Nice pictures for a photographer’s portfolio, but otherwise, meh.

(By the way, there are many other press campaigns awarded this year that are actually pretty good. You can find them at the above link and while away a couple of hours playing the interesting pastime of ‘Bullshit or Real?’)



I Meant To Post This Last Week

I love these because they are a New Page, they’ve got some good, original copywriting, the tone of the writing and art direction is spot-on, and they’re really difficult to ignore. They’re an object lesson in how to do print advertising, and the more of that there is, the better.



Time For A Specious Theory About The UK Doing Badly In International Awards

So the UK is currently performing a big, fat belly flop at Cannes.

That’s all well and good, but before Campaign asks The Agency Head, The Creative Director and The Tea Lady why this is the case, I’ll have a go, and you can join in in the comments section should you be so inclined.

(Actually, this is my wife’s theory, but what the hey.)

The countries that are doing well are the ones that have emerged as international forces recently. They might have won awards before, but now seems to be the big time for South Africa, The Far East, Australasia and other parts of the world that didn’t exactly dominate the previous years.

This could be because of the ever-increasing globalisation of advertising. Those regions may well do the pan-world ads that are usually the remit of Europe and North America, but they don’t do nearly as many as we do. They get to work on more local business because, as international offices, they haven’t yet grabbed all the lucrative, often more homogenised, often duller work.

Look at the ad that’s won the PR and Direct Grand Prix:

Local business, innit? Cummins Nitro Brisbane? Who the fuck are they? Well, they are the agency that just scooped a couple of CGPs.

And look who’s just won the Outdoor GP. That’s right, SA agency TBWA Hunt Lascaris. For a Zimbabwean newspaper.

Network BBDO Jo’burg won the radio GP, admittedly for Virgin Atlantic, but it’s radio, so no one’s keeping the purse strings tight, and the client probably played it once in his car on the way to a golf tournament.

And Japan has won the Media Grand Prix.

That’s a 100% shut out for USA and Europe, the usual winners.

Let’s see what happens in the other categories.

That’s not to say it’s a viable excuse, after all, most UK agencies also handle local business. But you can see from the general output here that we’re not exactly producing our best work at the moment.

Unlike the ’emerging’ countries.



CGP?

The other day I was having a chat with some other creatives (that live inside my head) and one of them asked what we all thought would be this year’s Cannes Film Grand Prix winner.

Creativity Online picks the sweetcorn out of Leo Burnett’s prediction reel, but I’m not sure.

There doesn’t seem to be an out-and-out favourite, so whatever wins may well not be a conventional TV spot.

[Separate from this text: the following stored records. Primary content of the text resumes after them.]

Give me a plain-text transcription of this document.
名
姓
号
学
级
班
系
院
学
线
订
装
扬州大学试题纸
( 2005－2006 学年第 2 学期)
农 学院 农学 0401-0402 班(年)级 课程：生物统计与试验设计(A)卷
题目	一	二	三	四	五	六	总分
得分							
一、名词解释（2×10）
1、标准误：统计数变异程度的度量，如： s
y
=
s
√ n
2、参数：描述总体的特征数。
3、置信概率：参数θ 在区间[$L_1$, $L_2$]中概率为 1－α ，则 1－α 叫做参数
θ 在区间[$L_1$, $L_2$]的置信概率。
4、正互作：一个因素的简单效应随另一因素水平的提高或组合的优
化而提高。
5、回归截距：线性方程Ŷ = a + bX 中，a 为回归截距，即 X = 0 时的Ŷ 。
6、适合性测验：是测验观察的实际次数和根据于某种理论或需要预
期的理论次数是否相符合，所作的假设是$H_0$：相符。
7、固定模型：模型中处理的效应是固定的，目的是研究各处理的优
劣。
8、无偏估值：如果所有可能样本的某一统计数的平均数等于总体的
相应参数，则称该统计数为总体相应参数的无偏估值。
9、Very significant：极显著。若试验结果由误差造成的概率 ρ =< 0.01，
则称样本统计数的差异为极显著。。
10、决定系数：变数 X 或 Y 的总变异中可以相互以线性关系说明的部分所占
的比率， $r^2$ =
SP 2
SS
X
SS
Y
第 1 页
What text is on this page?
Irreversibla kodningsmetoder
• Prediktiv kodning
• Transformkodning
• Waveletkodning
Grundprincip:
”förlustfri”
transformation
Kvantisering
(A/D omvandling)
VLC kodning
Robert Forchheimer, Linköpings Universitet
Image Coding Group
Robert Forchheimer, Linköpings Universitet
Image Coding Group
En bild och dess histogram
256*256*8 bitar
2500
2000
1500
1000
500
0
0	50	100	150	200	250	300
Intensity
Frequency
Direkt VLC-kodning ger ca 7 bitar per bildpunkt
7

If I could choose, I’d hand to either Philips Carousel:

Or Diesel SFWXXX

If it’s not one of those, I think my give-a-shit gland just left town.



I’m So Proud Of Myself, And CDOTY Update.

The whole point of lat week’s poll was to try and find four disparate men that an equal number number of ITIABTWC readers would like to be/have been.

Well, colour me stoked (as Parker Lewis’s sister used to say), but I got much closer than I ever thought possible.

The results were: Michael Crawford, 12, Jamie Oliver 12, John Webster 11 and (kind of screwing things up, but not too badly) Sid James at 17.

Thanks to everyone who voted. These small near-victories hold a special place in my mouldy cheeseburger of a brain.

And thanks to eveyone who has sent me a suggestion for CD of the Year.

I don’t think I’ll surprise anyone by saying that names like Droga, Craigen, Waites/Saville and Davidson/Papworth were mentioned. I was also delighted to see multiple suggestions for the lovely Damon Collins and one renegade punt for ‘The Client’.

Keep ’em coming and I might whittle the most popular down to a shortlist.

Or I might not.

Right. Now to think of four disparate women you might like to be.